От Орлеана до Танжера | страница 16



— Я не такой дурак… Я дезертировал!.. когда даль пощечина мой льютнант! Я приехаль сюда за товар!

— Чтобы делать контрабанду…

— Нет… за деньги… покупать вино бордо, коньяк, абсент…[56]

— А! Так ты торгуешь спиртными напитками. А как же закон Пророка?[57]

— Чепуха Пророк!

— Так ты еще и вольнодумец, если не ошибаюсь!

— Я люблю хорошее вино и ликеры… Остальное чепуха!

Мне не терпелось узнать, по какому странному стечению обстоятельств этот жалкий обломок нашей африканской армии очутился в подобном месте. После краткой беседы мы вернулись в общий зал, быстро доели остатки невкусных блюд со звучными названиями и отправились бродить по городу.

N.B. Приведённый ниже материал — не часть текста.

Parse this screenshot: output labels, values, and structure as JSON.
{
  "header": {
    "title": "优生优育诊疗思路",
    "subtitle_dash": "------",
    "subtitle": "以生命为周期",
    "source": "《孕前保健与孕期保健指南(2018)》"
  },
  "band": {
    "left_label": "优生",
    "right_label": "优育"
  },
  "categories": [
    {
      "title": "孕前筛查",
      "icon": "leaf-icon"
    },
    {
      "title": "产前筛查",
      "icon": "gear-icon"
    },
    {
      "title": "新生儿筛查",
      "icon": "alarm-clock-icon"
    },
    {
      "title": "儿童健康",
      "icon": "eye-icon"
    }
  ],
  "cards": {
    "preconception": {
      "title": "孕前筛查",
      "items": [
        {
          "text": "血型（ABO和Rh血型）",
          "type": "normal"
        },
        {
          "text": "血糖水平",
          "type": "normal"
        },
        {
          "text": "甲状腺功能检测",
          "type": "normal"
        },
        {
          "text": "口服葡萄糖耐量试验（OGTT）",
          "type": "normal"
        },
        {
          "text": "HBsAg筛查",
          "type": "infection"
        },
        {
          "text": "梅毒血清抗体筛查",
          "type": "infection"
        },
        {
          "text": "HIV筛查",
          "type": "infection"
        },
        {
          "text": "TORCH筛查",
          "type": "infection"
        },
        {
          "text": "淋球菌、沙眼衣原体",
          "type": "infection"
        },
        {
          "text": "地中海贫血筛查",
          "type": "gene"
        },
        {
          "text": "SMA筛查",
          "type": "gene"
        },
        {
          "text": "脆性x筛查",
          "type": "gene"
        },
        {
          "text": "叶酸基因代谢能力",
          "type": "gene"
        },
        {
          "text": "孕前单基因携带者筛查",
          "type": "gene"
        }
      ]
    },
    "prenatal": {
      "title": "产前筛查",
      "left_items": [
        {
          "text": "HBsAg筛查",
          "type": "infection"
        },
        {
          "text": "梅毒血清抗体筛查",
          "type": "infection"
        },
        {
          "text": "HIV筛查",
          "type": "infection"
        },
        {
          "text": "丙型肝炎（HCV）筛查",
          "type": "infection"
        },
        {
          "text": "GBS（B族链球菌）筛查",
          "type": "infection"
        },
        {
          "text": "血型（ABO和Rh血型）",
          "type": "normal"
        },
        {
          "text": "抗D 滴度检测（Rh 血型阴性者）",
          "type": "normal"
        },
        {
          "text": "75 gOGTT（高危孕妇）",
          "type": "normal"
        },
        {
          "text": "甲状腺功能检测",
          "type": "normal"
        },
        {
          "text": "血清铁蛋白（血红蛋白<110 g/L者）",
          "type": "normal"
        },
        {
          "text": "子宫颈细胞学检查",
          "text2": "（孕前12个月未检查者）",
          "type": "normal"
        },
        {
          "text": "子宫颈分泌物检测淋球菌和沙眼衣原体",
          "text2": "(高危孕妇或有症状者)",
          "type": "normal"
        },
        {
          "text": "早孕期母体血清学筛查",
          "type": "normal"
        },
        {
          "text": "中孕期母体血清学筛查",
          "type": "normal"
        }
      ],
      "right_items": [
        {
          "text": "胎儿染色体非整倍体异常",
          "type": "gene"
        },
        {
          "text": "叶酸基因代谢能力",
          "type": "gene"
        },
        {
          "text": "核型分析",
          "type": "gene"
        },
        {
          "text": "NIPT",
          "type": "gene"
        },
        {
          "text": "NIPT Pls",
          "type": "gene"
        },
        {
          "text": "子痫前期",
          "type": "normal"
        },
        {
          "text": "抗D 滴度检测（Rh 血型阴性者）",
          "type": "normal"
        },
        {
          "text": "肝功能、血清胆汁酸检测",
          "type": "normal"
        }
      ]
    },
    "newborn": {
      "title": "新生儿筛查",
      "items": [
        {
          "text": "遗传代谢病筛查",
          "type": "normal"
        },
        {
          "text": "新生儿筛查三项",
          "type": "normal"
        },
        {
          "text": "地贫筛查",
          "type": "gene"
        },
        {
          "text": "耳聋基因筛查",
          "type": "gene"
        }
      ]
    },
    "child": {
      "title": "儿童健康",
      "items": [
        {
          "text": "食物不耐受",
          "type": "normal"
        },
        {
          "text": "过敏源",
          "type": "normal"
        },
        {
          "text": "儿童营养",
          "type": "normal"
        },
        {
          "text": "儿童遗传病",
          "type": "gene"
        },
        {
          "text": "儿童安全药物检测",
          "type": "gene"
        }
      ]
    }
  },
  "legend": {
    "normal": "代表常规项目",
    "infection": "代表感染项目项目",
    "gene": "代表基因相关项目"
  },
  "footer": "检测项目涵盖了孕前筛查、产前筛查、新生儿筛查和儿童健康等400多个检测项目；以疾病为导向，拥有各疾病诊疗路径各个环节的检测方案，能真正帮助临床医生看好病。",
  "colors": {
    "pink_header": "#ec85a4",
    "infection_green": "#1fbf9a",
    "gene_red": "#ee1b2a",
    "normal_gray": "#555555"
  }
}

…Тринадцать лег тому назад, в условиях исключительно драматичных и опасных — в день сражения за Решоффен, этим все сказано, — я нашел капрала из стрелковой части с черепным ранением от удара немецкой сабли. Вытащил его из посадок хмеля, где он лежал без сил, и доверил заботам своего друга, доктора Д., начальника дивизионного госпиталя. А несколько часов спустя этот госпиталь со всем персоналом и ранеными попал в плен к баварцам в деревне Збербах. Мой стрелок, привезенный в Раштатт, вскоре бежал, едва лишь став на ноги. Не знаю, как ему достало ловкости и энергии добраться до Парижа. Там он попросился на службу в какой-нибудь полк.

К вечеру в день битвы под Шампиньи[58], у подножия плато де Вилье, ко мне привели рядового с перевязанной левой рукой, отчаянно бранившегося и перемежавшего ругательства арабскими выражениями, что выглядело странно в устах пехотинца.

— Это опять я, майор, — отрекомендовался он при осмотре руки, искалеченной пулевым ранением. — Они бросили меня в пехоту, потому что не хватает стрелков… Но это не мешает бошам[59] вести прицельный фланговый огонь…

Вот этого самого араба, с которым дважды сводила меня военная судьба, и звали Мохаммедом.

В своем передвижном госпитале восьмого сектора мне удалось каким-то чудом сохранить ему руку. Он уехал в момент перемирия, одно время находился в Версальской армии, затем вернулся на сборный пункт своего полка в Алжир с нашивкой сержанта.

Находясь в Константине в 1873 году, я случайно узнал от моего друга, капитана Н., что его туземский каптенармус недавно предан военному суду за присвоение себе с присущей арабам бесцеремонностью части казенных денег.

— Этот прохвост Мохаммед не крал, я убежден, — добавил капитан. — Он хороший солдат, но в третий раз влипает в скверную историю, и, ей-богу, я не намерен покрывать недостачу из собственного кармана.